Offshoring of 190 Westpac jobs to The Philippines sparks data concern
Westpac is to move almost 200 jobs in SA and NSW to The Philippines, sparking condemnation from the Finance Sector Union, which claimed workers held concerns about the security of customer data.
Westpac is to move almost 200 jobs in South Australia and NSW to The Philippines, sparking condemnation from the Finance Sector Union, which claimed workers held concerns about the security of customer data.
The FSU said about 190 roles from the bank’s mortgage operations, institutional banking and customer solutions, would be sent offshore. FSU national secretary Julia Angrisano said the decision came three months after Westpac declared the bank was “in very good shape”,
“Westpac made $7bn in profit in the last financial year, a result the chief executive officer said would ‘set Westpac up for growth and success’. Is this what ‘growth and success’ looks like for Westpac workers?” she said.
“These are skilled bank workers managing complex commercial relationships and sensitive information. Our members who work at Westpac have told us about their concerns not just for their own jobs, but for customers and the security of their data.”
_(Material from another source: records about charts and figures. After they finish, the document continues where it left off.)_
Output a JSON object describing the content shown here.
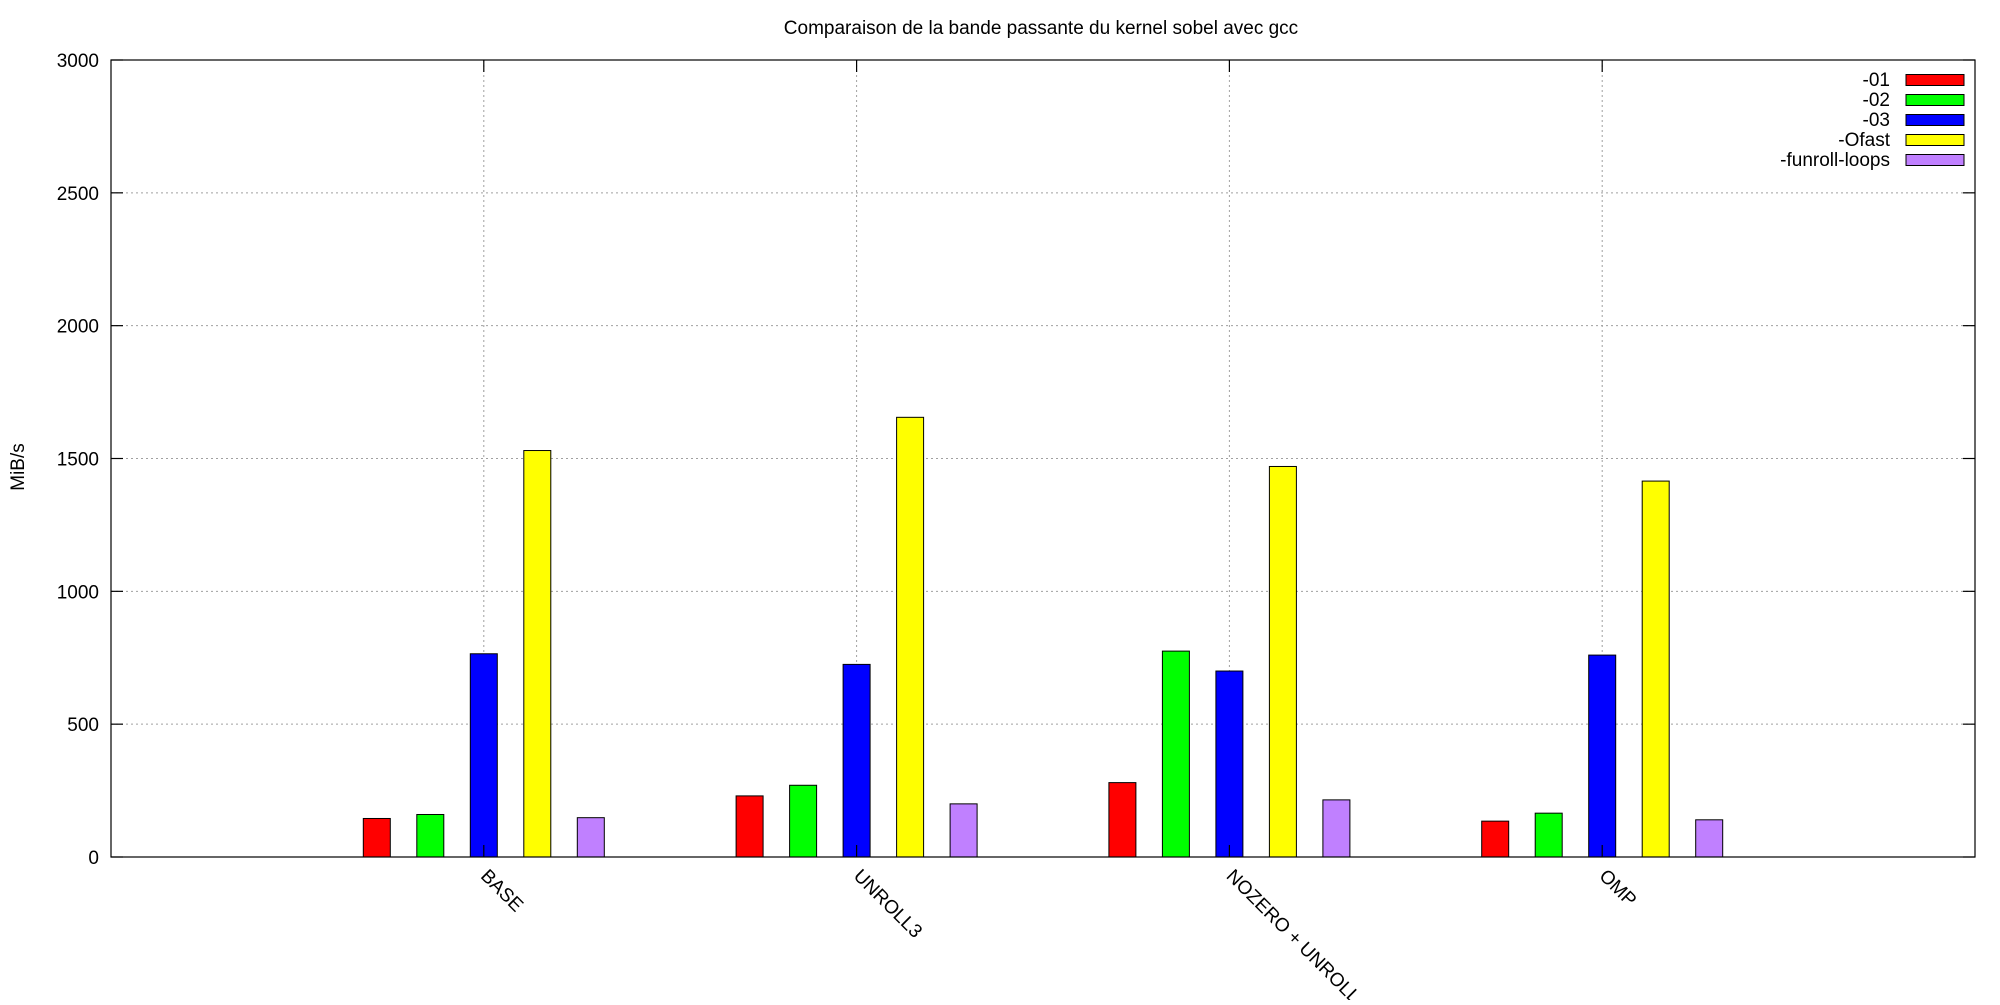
{
  "chart_data": {
    "type": "bar",
    "title": "Comparaison de la bande passante du kernel sobel avec gcc",
    "xlabel": "",
    "ylabel": "MiB/s",
    "ylim": [
      0,
      3000
    ],
    "yticks": [
      "0",
      "500",
      "1000",
      "1500",
      "2000",
      "2500",
      "3000"
    ],
    "grid": true,
    "legend_position": "top-right",
    "categories": [
      "BASE",
      "UNROLL3",
      "NOZERO + UNROLL",
      "OMP"
    ],
    "series": [
      {
        "name": "-01",
        "color": "#ff0000",
        "values": [
          145,
          230,
          280,
          135
        ]
      },
      {
        "name": "-02",
        "color": "#00ff00",
        "values": [
          160,
          270,
          775,
          165
        ]
      },
      {
        "name": "-03",
        "color": "#0000ff",
        "values": [
          765,
          725,
          700,
          760
        ]
      },
      {
        "name": "-Ofast",
        "color": "#ffff00",
        "values": [
          1530,
          1655,
          1470,
          1415
        ]
      },
      {
        "name": "-funroll-loops",
        "color": "#c080ff",
        "values": [
          148,
          200,
          215,
          140
        ]
      }
    ]
  }
}
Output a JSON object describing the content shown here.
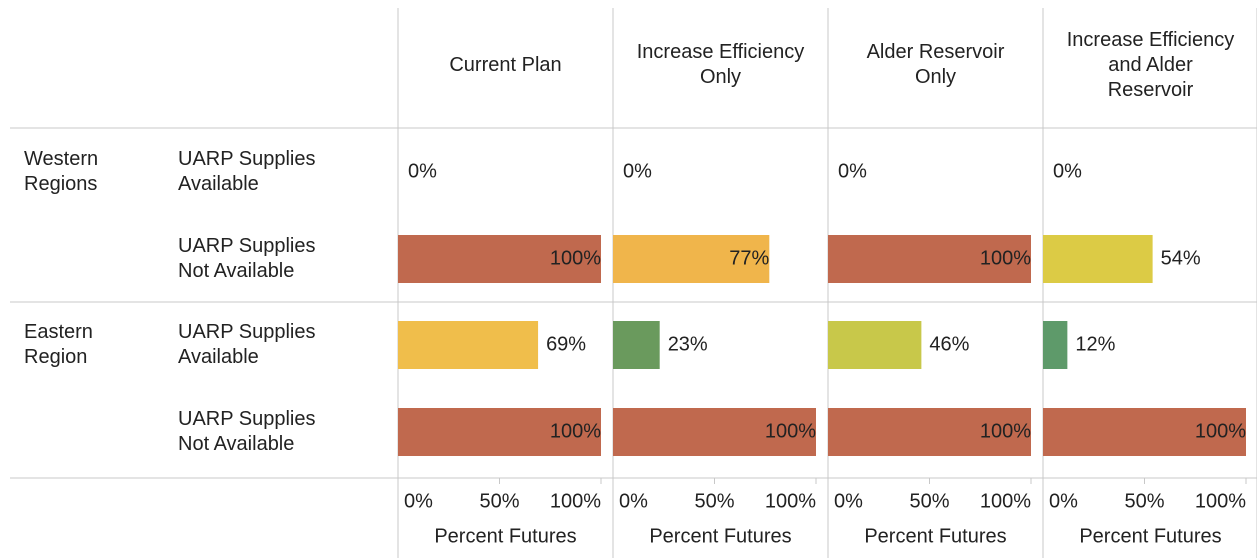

She said the union understood Westpac planned to transition all outsourced management and ethical review activity to Concentrix.
“We’ve seen what can happen when important work goes offshore – something as important as ethics being offshored can create dangerous implications and have flow on effects.”
The union will write to the premiers of NSW and South Australia to seek their intervention.
A Westpac spokesman said the banks employed 30,000 workers across the country.
“From time to time, we change the way we operate and this can impact some roles and responsibilities,” the spokesman said.
“When this happens, we work closely with employees to provide tailored support and assistance with career transition.
“We try to keep as many employees in the Westpac Group as we can, through retraining and redeployment.
“These changes are in head office and operational functions and represent around half a per cent of our workforce.”
The FSU said workers were concerned about how account information would be handled, with one worker, who declined to be identified, saying “it is risky to send this information to Manila”.
“I never thought this role would have been outsourced to an offshore ‘partner’ given the complexity and compliance risks associated with the complex accounts we work with,” another worker said.
A third employee said: “This is only going to tarnish Westpac’s reputation, result in complaints and put our compliance and regulatory obligations at risk.”